Le gouvernement congolais a défini une série d’orientations destinées à stabiliser l’approvisionnement en produits pétroliers dans la province de la Tshopo, confrontée à des tensions persistantes liées aux coûts logistiques, aux taxes de transit et aux contraintes de distribution.

Dans un communiqué diffusé ce vendredi, le ministère de l’Économie nationale a rendu publiques les conclusions d’une réunion tripartite tenue le 19 mai entre la Fédération des Entreprises du Congo (FEC), les représentants de la province de la Tshopo et les experts gouvernementaux.
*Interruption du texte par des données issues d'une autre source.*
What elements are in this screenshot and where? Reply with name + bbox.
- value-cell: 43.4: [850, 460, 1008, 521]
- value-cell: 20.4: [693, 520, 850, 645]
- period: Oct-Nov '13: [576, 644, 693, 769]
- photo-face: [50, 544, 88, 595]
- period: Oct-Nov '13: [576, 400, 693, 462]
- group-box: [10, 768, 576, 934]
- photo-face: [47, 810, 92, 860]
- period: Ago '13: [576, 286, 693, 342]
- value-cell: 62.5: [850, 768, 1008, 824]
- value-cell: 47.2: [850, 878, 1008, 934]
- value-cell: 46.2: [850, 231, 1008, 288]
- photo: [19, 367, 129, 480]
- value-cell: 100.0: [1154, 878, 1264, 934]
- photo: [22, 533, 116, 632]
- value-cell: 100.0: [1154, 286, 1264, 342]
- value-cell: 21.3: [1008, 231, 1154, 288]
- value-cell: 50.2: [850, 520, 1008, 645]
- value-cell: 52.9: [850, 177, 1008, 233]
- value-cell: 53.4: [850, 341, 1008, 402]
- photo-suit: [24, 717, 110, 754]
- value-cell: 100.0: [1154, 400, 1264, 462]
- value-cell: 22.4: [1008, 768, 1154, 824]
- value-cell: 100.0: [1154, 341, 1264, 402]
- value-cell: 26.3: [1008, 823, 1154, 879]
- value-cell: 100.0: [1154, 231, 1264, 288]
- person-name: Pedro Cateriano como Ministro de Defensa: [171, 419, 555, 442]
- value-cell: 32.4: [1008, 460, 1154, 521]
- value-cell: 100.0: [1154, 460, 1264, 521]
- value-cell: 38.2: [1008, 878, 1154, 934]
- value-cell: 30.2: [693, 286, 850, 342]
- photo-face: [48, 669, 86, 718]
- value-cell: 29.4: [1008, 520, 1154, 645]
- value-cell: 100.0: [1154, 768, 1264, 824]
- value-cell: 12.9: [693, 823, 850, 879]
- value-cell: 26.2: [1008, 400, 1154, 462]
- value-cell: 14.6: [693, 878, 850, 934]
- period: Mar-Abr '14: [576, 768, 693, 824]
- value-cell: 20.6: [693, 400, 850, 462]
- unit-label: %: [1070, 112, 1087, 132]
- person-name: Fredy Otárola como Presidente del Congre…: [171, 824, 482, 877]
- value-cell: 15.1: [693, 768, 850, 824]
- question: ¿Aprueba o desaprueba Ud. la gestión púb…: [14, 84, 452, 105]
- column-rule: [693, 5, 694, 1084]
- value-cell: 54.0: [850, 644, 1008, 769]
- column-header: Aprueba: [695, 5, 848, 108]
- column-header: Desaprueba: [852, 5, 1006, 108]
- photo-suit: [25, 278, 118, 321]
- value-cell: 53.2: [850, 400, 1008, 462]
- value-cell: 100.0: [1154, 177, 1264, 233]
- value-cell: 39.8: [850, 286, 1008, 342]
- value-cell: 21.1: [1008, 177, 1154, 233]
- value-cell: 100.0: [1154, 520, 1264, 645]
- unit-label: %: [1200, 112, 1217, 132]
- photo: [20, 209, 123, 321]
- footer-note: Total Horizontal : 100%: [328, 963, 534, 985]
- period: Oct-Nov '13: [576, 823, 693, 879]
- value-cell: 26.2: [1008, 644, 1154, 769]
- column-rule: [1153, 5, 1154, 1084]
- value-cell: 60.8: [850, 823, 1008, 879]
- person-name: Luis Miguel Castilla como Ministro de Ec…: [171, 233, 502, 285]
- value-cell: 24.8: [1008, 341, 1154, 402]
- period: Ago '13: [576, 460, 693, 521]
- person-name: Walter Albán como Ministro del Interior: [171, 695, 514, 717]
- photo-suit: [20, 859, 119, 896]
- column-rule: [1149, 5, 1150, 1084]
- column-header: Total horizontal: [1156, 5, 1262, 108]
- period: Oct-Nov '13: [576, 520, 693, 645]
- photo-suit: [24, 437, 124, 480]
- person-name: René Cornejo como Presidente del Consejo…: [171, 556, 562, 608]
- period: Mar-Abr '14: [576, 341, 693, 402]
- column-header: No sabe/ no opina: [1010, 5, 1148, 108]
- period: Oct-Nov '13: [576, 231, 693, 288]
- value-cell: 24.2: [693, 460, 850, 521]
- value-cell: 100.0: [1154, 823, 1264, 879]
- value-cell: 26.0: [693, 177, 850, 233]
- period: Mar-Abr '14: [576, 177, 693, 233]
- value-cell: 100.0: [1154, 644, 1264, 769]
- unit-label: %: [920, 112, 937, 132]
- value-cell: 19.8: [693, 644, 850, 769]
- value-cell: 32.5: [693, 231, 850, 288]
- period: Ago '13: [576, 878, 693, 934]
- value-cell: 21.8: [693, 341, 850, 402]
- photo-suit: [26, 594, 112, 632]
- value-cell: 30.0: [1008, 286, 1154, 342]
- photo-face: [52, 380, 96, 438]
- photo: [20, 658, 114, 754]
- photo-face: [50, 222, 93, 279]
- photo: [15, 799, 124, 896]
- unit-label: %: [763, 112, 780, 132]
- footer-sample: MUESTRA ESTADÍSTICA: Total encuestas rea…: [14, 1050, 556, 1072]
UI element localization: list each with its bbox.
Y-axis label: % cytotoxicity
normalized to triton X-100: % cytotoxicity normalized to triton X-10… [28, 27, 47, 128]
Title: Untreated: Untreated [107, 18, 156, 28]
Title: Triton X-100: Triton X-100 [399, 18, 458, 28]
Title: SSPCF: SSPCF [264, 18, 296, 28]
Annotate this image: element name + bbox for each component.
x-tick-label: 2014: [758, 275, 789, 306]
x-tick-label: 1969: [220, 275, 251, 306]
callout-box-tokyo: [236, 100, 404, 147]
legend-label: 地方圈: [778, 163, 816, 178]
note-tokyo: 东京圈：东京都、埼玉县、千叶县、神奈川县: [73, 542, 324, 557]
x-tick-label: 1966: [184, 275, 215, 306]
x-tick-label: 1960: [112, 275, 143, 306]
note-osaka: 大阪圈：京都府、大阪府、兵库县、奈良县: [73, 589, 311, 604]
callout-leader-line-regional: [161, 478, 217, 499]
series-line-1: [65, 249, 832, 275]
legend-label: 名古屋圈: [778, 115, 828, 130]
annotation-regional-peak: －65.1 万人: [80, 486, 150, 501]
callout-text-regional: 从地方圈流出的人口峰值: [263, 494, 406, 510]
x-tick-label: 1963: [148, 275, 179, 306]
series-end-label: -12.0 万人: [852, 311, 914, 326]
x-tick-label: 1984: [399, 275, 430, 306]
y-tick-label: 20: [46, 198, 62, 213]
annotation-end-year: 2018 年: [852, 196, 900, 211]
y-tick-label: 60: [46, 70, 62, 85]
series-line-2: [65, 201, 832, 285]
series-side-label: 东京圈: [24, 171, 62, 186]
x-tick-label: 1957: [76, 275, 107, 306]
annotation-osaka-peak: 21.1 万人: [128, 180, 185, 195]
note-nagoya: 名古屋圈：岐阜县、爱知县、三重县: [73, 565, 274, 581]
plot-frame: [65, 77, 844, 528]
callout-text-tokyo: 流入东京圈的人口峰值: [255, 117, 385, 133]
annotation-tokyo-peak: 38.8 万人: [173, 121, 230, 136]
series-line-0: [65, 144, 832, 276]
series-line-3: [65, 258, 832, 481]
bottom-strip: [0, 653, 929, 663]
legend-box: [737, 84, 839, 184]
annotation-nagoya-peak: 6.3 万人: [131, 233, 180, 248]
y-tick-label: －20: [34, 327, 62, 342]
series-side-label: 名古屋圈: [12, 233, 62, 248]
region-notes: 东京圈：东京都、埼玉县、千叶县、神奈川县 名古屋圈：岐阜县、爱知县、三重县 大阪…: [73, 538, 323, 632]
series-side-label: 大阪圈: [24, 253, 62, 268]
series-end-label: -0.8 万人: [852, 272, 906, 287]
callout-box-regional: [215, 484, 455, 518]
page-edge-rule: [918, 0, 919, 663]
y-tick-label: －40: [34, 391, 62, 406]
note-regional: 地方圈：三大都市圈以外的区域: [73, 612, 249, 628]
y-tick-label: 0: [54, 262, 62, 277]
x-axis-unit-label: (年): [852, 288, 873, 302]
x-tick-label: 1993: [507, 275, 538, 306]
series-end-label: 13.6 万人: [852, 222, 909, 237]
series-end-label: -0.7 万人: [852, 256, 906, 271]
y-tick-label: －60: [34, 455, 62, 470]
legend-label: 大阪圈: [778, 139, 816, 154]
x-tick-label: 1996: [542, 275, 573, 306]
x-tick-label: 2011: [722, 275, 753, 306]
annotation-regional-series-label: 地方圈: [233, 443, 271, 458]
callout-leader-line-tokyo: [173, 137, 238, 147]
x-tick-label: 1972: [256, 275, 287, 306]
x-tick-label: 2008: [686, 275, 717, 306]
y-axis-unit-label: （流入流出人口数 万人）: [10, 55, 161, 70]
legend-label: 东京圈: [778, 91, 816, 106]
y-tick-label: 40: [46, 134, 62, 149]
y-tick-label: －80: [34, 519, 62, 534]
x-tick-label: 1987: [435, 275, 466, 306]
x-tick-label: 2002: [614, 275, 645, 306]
Les discussions avaient pour objectif d’identifier des solutions concrètes pour améliorer le fonctionnement du secteur pétrolier dans cette province du nord-est du pays où les difficultés d’acheminement continuent d’alourdir les coûts du carburant.
Le transport et les taxes dans le viseur
Parmi les principales orientations arrêtées figure le maintien d’un dialogue permanent entre les opérateurs pétroliers de la Tshopo et le Comité de Suivi des Prix des Produits Pétroliers (CSPPP), afin de permettre aux sociétés concernées de bénéficier pleinement des mécanismes d’accompagnement mis en place par l’État.

Le ministère reconnaît également que le coût du transport constitue l’un des principaux facteurs de déséquilibre dans la structure des prix des carburants dans cette partie du pays. « Les préoccupations exprimées ont été dûment examinées par les experts », précise le communiqué, ajoutant que des concertations techniques vont se poursuivre pour « identifier et mettre en œuvre les solutions les plus appropriées ».
Le dossier sensible des taxes de transit appliquées aux produits pétroliers sera quant à lui transmis à la hiérarchie compétente pour un « examen approfondi » en vue de dégager « une solution durable susceptible de mettre fin au surcoût » supporté par les carburants dans la province.
Préserver l’équilibre économique des opérateurs
Le gouvernement cherche également à éviter une fragilisation financière des sociétés pétrolières opérant dans la région.
Concernant le protocole relatif à la contribution du secteur pétrolier aux actions de développement provincial, le ministère appelle les différentes parties à convenir d’un niveau de participation « qui ne perturbe pas l’équilibre économique des opérateurs pétroliers ». Cette approche traduit la volonté des autorités de concilier impératifs budgétaires provinciaux et maintien de la rentabilité des opérateurs dans un environnement logistique particulièrement contraignant.
Une province sous forte pression logistique
La Tshopo, dont Kisangani constitue l’un des principaux pôles économiques, reste fortement dépendante des réseaux fluviaux et routiers pour son approvisionnement énergétique.L’état des infrastructures, les longues distances d’acheminement et les coûts de transport élevés expliquent en partie les écarts de prix observés avec d’autres régions du pays.
Le ministère recommande par ailleurs à la FEC Tshopo de s’inspirer des modèles de collaboration déjà appliqués dans les zones Ouest, Sud et Est-Ituri afin d’accéder plus efficacement aux dispositifs d’appui gouvernementaux.
L’enjeu est désormais de limiter l’impact des surcoûts énergétiques sur les prix des biens de consommation et sur l’activité économique dans les provinces de l’intérieur du pays.